Very much looking forward to seeing where you go with this, and also to seeing your figures on the table.
Glad you found this interesting!
DeleteC&C is an important aspect of most battles but as Dr. Jones points out, once battle begins, C&C is difficult due to the nature of combat. I agree that C&C and resource management are important to include in a wargame. How one does this is the trick. I favor offering players a number of meaningful decision points throughout the game. Without choices, the game can become boring, a chore, and an exercise in throwing dice.
Thanks for your feedback!
While agreeing C&C in medieval warfare was pretty basic, there were points where it came into play, particularly if you consider actions potentially being sub-divided. For example, the commitment of divisions and the timing thereof.
DeleteAnother related point was personal leadership. In the WotR, armies depended a lot on seeing their leaders front and centre, not skulking at the rear where they could easily do a runner. It was expected that a commander would be brave and physically capable. The English seemed to think a real commander should be in the thick of the press, laying about him with a pollaxe, for example.
Anthony, I agree that commanders were typically in the front lines leading the fight. No standing back and directing battle from afar.

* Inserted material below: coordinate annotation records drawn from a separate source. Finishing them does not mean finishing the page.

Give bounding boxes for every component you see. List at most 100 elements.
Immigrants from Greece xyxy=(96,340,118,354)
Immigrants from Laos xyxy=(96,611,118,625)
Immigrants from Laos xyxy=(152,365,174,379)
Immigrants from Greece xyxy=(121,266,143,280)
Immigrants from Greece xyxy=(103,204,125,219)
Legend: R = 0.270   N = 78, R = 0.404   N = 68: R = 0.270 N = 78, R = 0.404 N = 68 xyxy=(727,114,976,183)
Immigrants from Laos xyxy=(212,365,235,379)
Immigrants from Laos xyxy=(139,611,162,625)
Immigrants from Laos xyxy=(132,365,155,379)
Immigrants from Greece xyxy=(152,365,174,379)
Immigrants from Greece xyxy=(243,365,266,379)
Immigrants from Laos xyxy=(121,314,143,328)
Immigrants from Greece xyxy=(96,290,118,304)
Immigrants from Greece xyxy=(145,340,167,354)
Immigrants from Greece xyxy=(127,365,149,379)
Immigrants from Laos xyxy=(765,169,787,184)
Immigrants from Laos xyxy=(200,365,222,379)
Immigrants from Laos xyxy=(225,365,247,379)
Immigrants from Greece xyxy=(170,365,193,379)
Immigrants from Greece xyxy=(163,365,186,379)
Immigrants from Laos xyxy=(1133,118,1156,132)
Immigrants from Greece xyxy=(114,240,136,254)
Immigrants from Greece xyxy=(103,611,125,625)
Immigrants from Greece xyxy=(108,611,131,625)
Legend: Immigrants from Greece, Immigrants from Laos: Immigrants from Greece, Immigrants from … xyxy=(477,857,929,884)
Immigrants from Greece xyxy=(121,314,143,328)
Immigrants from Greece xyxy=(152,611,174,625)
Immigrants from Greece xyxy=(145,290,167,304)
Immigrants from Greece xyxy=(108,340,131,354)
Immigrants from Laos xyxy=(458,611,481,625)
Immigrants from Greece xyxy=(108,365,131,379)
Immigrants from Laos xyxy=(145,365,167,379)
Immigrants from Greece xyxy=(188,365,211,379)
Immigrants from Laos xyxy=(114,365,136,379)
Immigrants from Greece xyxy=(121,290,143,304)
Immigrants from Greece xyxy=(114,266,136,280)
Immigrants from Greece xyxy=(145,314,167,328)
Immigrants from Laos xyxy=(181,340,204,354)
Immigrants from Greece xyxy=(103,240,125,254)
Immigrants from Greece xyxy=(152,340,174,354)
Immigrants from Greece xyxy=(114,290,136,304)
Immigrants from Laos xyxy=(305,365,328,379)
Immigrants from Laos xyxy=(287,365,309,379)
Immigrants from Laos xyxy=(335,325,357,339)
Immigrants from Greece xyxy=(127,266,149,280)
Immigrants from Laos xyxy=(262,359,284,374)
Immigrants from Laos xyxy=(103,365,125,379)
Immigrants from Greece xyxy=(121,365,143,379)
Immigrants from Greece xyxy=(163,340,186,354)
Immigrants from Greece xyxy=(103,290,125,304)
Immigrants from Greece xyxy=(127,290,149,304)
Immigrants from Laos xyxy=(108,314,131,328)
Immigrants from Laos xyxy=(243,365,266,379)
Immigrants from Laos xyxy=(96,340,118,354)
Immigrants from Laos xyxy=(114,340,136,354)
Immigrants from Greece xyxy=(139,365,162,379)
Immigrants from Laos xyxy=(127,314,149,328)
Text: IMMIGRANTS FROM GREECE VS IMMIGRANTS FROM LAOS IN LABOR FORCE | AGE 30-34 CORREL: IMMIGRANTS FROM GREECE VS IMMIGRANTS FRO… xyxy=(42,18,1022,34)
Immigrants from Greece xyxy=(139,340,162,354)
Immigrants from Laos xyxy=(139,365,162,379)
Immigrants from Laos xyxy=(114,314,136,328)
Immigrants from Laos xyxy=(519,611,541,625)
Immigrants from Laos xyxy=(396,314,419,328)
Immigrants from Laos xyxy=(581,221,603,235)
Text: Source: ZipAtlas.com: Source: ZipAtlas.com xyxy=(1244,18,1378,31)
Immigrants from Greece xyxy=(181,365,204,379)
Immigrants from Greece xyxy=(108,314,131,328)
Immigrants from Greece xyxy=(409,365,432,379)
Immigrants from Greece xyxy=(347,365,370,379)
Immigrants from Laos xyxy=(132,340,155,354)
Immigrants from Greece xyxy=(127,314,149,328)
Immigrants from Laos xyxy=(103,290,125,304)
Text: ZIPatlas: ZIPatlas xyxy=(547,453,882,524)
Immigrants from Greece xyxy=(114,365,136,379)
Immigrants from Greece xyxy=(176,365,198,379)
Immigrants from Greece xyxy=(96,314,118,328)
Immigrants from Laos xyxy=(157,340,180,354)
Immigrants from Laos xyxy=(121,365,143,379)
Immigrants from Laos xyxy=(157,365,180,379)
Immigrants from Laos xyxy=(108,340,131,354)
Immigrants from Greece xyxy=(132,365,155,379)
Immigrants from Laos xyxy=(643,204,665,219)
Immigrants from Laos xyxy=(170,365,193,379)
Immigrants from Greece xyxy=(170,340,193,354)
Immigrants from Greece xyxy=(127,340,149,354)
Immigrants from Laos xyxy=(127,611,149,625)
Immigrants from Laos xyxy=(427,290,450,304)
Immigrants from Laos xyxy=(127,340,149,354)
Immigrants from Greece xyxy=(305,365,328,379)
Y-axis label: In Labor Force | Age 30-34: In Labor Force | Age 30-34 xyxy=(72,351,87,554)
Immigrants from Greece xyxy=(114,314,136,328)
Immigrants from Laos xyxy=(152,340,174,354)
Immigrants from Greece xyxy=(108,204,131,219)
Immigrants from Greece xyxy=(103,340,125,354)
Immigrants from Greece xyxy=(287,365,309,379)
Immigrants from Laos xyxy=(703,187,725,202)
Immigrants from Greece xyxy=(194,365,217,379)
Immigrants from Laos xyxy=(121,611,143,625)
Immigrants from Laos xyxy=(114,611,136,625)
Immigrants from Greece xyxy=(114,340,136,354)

DeleteThe difficulty to reflect the Medieval warfare correctly on the table made me to not start the period on the table top. On one side from the earlier centuries of the Medieval timeperiod we have little information about the events of the battle itself. Sources are difficult to handle - sometimes it's better to use very old simplifying books. On top we have a very complicated use of troops until the second halve of the 14th century. I normaly supposed that in the 13th century for example the armies were a mix of infantry and horse with heavy cavalry in small numbers. Meanwhile I heard some experts about the period, reenactors and historians as well. Their impression is, that the infantry in most battles played no role at all. The foot followed the army but the cavalry fought alone - which made the troops from towns such as Vienna to be just spectators. They had a crucial role for sieges, but no role for open field battles but stayed in their camps. Some books made me confused because of the "Heerschildordnung". That means that the lords and their subcommanders stood one behind the other followed by their subjects. I thought that we had a first line of the most important persons, a second of common knights etc. and behind them the peasants and all which were called to arms lined up by their status in the Medieval society. But it seems that this is not the case.
ReplyDeleteGreat blogpost by the way.
Very interesting thoughts, André! You make a good point making a decision to start or not start a period. I wonder how many, having started a period, later decide that the period or rules are just not for them? For me? I rarely find a period I do not want to field on the table.